Boukharine ne croit plus à la proximité d’une révolution mondiale. Il ne pense plus qu’une révolution ouvrière en Europe occidentale et centrale puisse résoudre tous les problèmes. Il n’espère plus en un prochain retour à la démocratie intérieure dans le parti. Mais il croit en une réanimation du marché par la hausse des prix agricoles, en une stimulation de la production par l’accroissement de la consommation paysanne. Quand Staline, abandonnant la N. E. P., inaugure la planification et entreprend la collectivisation, Boukharine, dans un article de la Pravda (30 sept. 1928) intitulé Notes d’un économiste, laisse entendre qu’il est en désaccord profond.
La chute
Alors qu’en 1927 la Grande Encyclopédie bolcheviste le dépeignait encore comme un des leaders de la révolution d’Octobre, éminent théoricien, économiste et sociologue, il est maintenant dénoncé comme un déviationniste de droite et se voit privé de la plupart de ses fonctions.
Il est cependant chargé de plusieurs missions à l’étranger.

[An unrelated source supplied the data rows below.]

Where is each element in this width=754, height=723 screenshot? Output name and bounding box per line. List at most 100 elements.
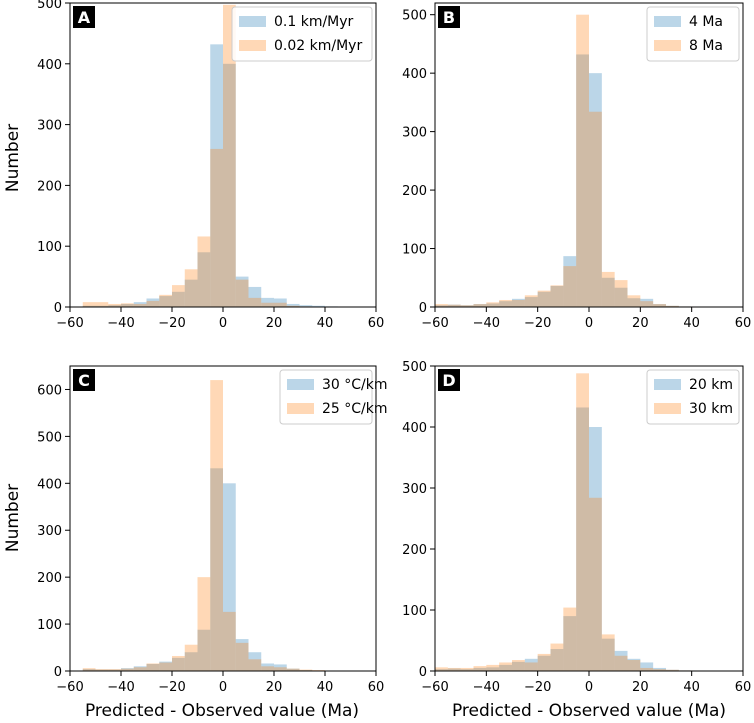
- x-tick-label-b-20: 20: [632, 316, 649, 331]
- bar-d-series2-bin18: [666, 669, 679, 671]
- bar-c-series1-bin5: [146, 663, 160, 671]
- bar-c-series1-bin0: [82, 669, 96, 671]
- y-tick-label-a-300: 300: [37, 119, 62, 134]
- bar-d-series1-bin0: [435, 669, 448, 671]
- bar-c-series1-bin14: [261, 663, 274, 671]
- panel-d: −60 −40 −20 0 20 40 60 0 100 200 300 400 500 D 20 km 30…: [402, 360, 751, 695]
- bar-b-series1-bin6: [512, 298, 525, 307]
- bar-b-series1-bin7: [524, 297, 538, 307]
- bar-b-series2-bin15: [627, 295, 641, 307]
- bar-d-series2-bin16: [640, 667, 654, 671]
- y-tick-label-d-100: 100: [402, 604, 427, 619]
- bar-b-series2-bin18: [666, 305, 679, 307]
- bar-b-series1-bin16: [640, 298, 654, 307]
- x-tick-label-d--40: −40: [473, 680, 500, 695]
- bar-b-series1-bin12: [589, 73, 602, 308]
- bar-c-series1-bin7: [172, 657, 185, 671]
- bar-d-series1-bin13: [601, 638, 615, 671]
- bar-d-series1-bin17: [653, 667, 666, 671]
- bar-d-series2-bin2: [460, 667, 474, 671]
- bar-d-series1-bin12: [589, 427, 602, 671]
- bar-b-series2-bin1: [447, 304, 461, 307]
- bar-d-series1-bin18: [666, 669, 679, 671]
- y-tick-label-c-400: 400: [37, 477, 62, 492]
- y-tick-label-d-500: 500: [402, 360, 427, 375]
- bar-d-series2-bin12: [589, 497, 602, 671]
- bar-c-series2-bin8: [184, 644, 198, 671]
- bar-c-series2-bin16: [286, 668, 300, 671]
- bar-a-series1-bin7: [172, 291, 185, 307]
- y-tick-label-b-400: 400: [402, 67, 427, 82]
- bar-c-series1-bin15: [274, 664, 287, 671]
- bar-b-series2-bin11: [576, 14, 589, 307]
- x-tick-label-d-20: 20: [632, 680, 649, 695]
- legend-label-b-series1: 4 Ma: [689, 14, 723, 30]
- legend-swatch-d-series2: [654, 403, 681, 414]
- legend-box-d: [646, 369, 740, 425]
- y-tick-label-c-500: 500: [37, 430, 62, 445]
- x-tick-label-c-40: 40: [317, 680, 334, 695]
- y-axis-label-bottom: Number: [3, 484, 23, 552]
- bar-a-series2-bin14: [261, 302, 274, 307]
- bar-c-series1-bin13: [248, 652, 262, 671]
- y-tick-label-c-300: 300: [37, 524, 62, 539]
- bar-a-series2-bin2: [108, 303, 121, 307]
- y-tick-label-a-500: 500: [37, 0, 62, 12]
- bar-d-series2-bin4: [486, 664, 500, 671]
- bar-c-series2-bin5: [146, 663, 160, 671]
- legend-b: 4 Ma 8 Ma: [646, 6, 740, 62]
- bar-c-series2-bin9: [197, 577, 211, 671]
- bar-a-series2-bin7: [172, 285, 185, 307]
- legend-label-a-series1: 0.1 km/Myr: [274, 14, 354, 30]
- legend-swatch-b-series2: [654, 40, 681, 51]
- bar-b-series1-bin17: [653, 304, 666, 307]
- bar-d-series1-bin1: [447, 668, 461, 671]
- x-axis-label-right: Predicted - Observed value (Ma): [452, 701, 726, 721]
- x-tick-label-c--60: −60: [56, 680, 83, 695]
- y-tick-label-c-200: 200: [37, 571, 62, 586]
- legend-label-d-series1: 20 km: [689, 377, 733, 393]
- bar-b-series2-bin0: [435, 304, 448, 307]
- y-tick-label-b-200: 200: [402, 184, 427, 199]
- bar-a-series2-bin4: [133, 303, 147, 307]
- y-tick-label-c-0: 0: [54, 665, 62, 680]
- bar-a-series1-bin11: [223, 63, 236, 307]
- bar-b-series2-bin7: [524, 295, 538, 307]
- bar-a-series1-bin3: [121, 303, 134, 307]
- bar-b-series1-bin10: [563, 256, 577, 307]
- y-tick-label-d-0: 0: [419, 665, 427, 680]
- bar-d-series1-bin11: [576, 407, 589, 671]
- y-tick-label-d-400: 400: [402, 421, 427, 436]
- panel-letter-badge-d: [438, 369, 460, 391]
- bar-a-series2-bin1: [95, 302, 109, 307]
- x-tick-label-b-0: 0: [585, 316, 593, 331]
- x-tick-label-a--60: −60: [56, 316, 83, 331]
- bar-b-series2-bin17: [653, 304, 666, 307]
- bar-d-series1-bin6: [512, 661, 525, 671]
- legend-box-a: [231, 6, 373, 62]
- bar-c-series1-bin1: [95, 669, 109, 671]
- bar-a-series1-bin15: [274, 298, 287, 307]
- legend-swatch-b-series1: [654, 16, 681, 27]
- bar-a-series2-bin3: [121, 303, 134, 307]
- bar-c-series1-bin12: [235, 639, 249, 671]
- bar-b-series1-bin4: [486, 303, 500, 307]
- x-tick-label-d-40: 40: [683, 680, 700, 695]
- bar-a-series1-bin16: [286, 303, 300, 307]
- legend-a: 0.1 km/Myr 0.02 km/Myr: [231, 6, 373, 62]
- bar-d-series2-bin7: [524, 662, 538, 671]
- y-tick-label-c-600: 600: [37, 383, 62, 398]
- bar-c-series2-bin7: [172, 655, 185, 671]
- y-tick-label-a-0: 0: [54, 301, 62, 316]
- bar-c-series1-bin3: [121, 668, 134, 671]
- x-tick-label-a-60: 60: [368, 316, 385, 331]
- bar-a-series2-bin0: [82, 302, 96, 307]
- bar-c-series2-bin12: [235, 642, 249, 671]
- bar-b-series2-bin5: [499, 299, 512, 307]
- bar-d-series2-bin1: [447, 667, 461, 671]
- bar-c-series2-bin13: [248, 659, 262, 671]
- bar-b-series1-bin11: [576, 54, 589, 308]
- x-tick-label-a--40: −40: [107, 316, 134, 331]
- bar-a-series2-bin16: [286, 305, 300, 307]
- legend-swatch-d-series1: [654, 379, 681, 390]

Au cours de l’une d’elles, à Paris, il rencontre Dan, social-démocrate en exil, et lui lance : « Staline n’est pas un homme ; c’est un démon. » À son interlocuteur, qui lui demande pourquoi alors il retourne en U. R. S. S., il répond que Staline reste l’incarnation du socialisme dans les masses ignorantes. En décembre 1936 - janvier 1937, le Courrier socialiste de Dan publie sur l’assassinat de Kirov une « Lettre d’un vieux bolcheviste », dont ce journal, en novembre 1959, révélera qu’elle émanait de Boukharine. Mis en accusation lors des procès de Moscou, pendant la période de la grande terreur (1936-1938), Boukharine est condamné à mort puis exécuté. Il est réhabilité en 1988.